Jay P. Greene is an education researcher who leads the related doctoral program at the University of Arkansas. He has done several well-respected (and unusual for the field) studies on the importance of arts education, particularly how visiting art museums and viewing live theater help students develop interpersonal skills, historical knowledge, and thinking skills.

So, naturally, he was invited to weigh in on a trend many parents may have seen for Education Week, the leading education newspaper. It’s sometimes called arts integration, or arts education, or “STEAM” for “science, technology, engineering, arts, and math.” Dr. Greene says this idea has good motivations but usually isn’t effective in classrooms at helping children actually develop artistic skills or mental benefits.

Here are some excerpts from his article, and you can read the whole thing on his blog. To learn more about Redeemer Classical’s approach to arts education, which we consider essential to our core curriculum, please click here.

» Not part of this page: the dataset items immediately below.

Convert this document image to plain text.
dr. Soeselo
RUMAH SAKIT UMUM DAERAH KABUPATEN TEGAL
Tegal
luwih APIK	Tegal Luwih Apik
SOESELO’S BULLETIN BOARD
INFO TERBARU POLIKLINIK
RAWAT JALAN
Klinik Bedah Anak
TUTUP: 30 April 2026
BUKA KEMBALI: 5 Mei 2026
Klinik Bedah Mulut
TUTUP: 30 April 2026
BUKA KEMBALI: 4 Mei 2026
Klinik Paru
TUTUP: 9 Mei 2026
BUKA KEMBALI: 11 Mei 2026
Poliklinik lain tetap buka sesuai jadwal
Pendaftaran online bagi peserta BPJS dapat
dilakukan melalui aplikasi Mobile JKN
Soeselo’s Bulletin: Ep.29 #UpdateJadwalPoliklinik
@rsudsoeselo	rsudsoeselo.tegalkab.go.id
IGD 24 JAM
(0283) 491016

…the best way to ensure that students are exposed to the arts is to set aside regular times in the school day for arts education to be taught by designated arts teachers in separate arts classrooms. If arts instruction is integrated into science, math, and other subjects, schools will be tempted to curtail separate arts classes and staff. School leaders could claim that the arts are being covered at other times, in other places, and by other staff, so there is less need to set aside specific time for the arts. By trying to put the arts almost everywhere, integration is likely to result in arts education almost nowhere…

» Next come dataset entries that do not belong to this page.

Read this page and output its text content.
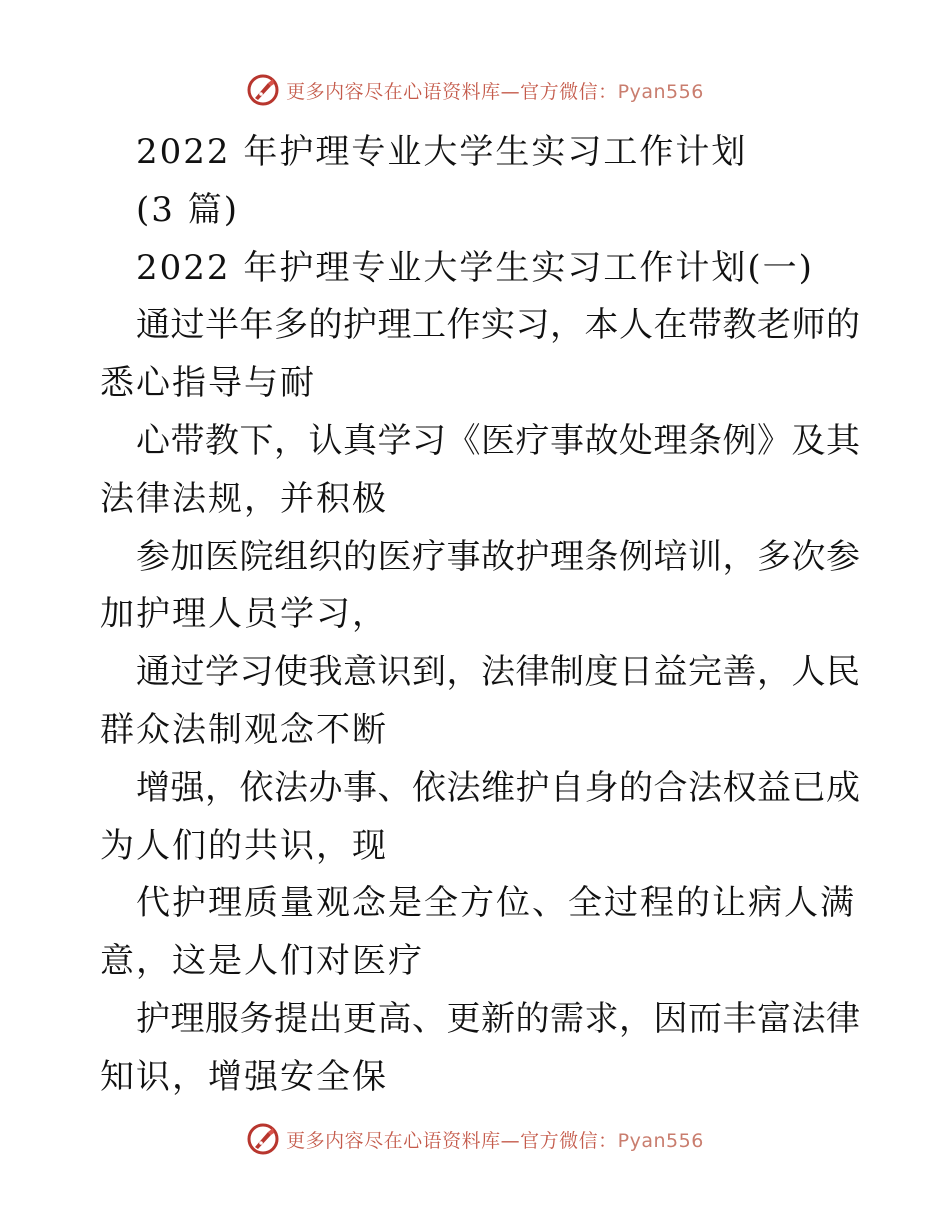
更多内容尽在心语资料库—官方微信：Pyan556
2022 年护理专业大学生实习工作计划
(3 篇)
2022 年护理专业大学生实习工作计划(一)
通过半年多的护理工作实习，本人在带教老师的
悉心指导与耐
心带教下，认真学习《医疗事故处理条例》及其
法律法规，并积极
参加医院组织的医疗事故护理条例培训，多次参
加护理人员学习，
通过学习使我意识到，法律制度日益完善，人民
群众法制观念不断
增强，依法办事、依法维护自身的合法权益已成
为人们的共识，现
代护理质量观念是全方位、全过程的让病人满
意，这是人们对医疗
护理服务提出更高、更新的需求，因而丰富法律
知识，增强安全保
更多内容尽在心语资料库—官方微信：Pyan556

It is pedagogically unsound to integrate all disciplines, especially when teaching young children, because it demands that students combine knowledge they do not yet possess. Students cannot gain new insights from the connections between geometry and the arts until they first have some mastery of those subjects. We cannot expect students to run before they can walk…

The arts teach particular ways of thinking about and viewing the world. The arts teach some vocationally useful skills. And most importantly, the arts connect us to our cultural heritage and teach us how to be civilized human beings. Education is not entirely about the pragmatic, but should also convey the beautiful and profound—something the arts do well. That is why arts education should be preserved in its own right.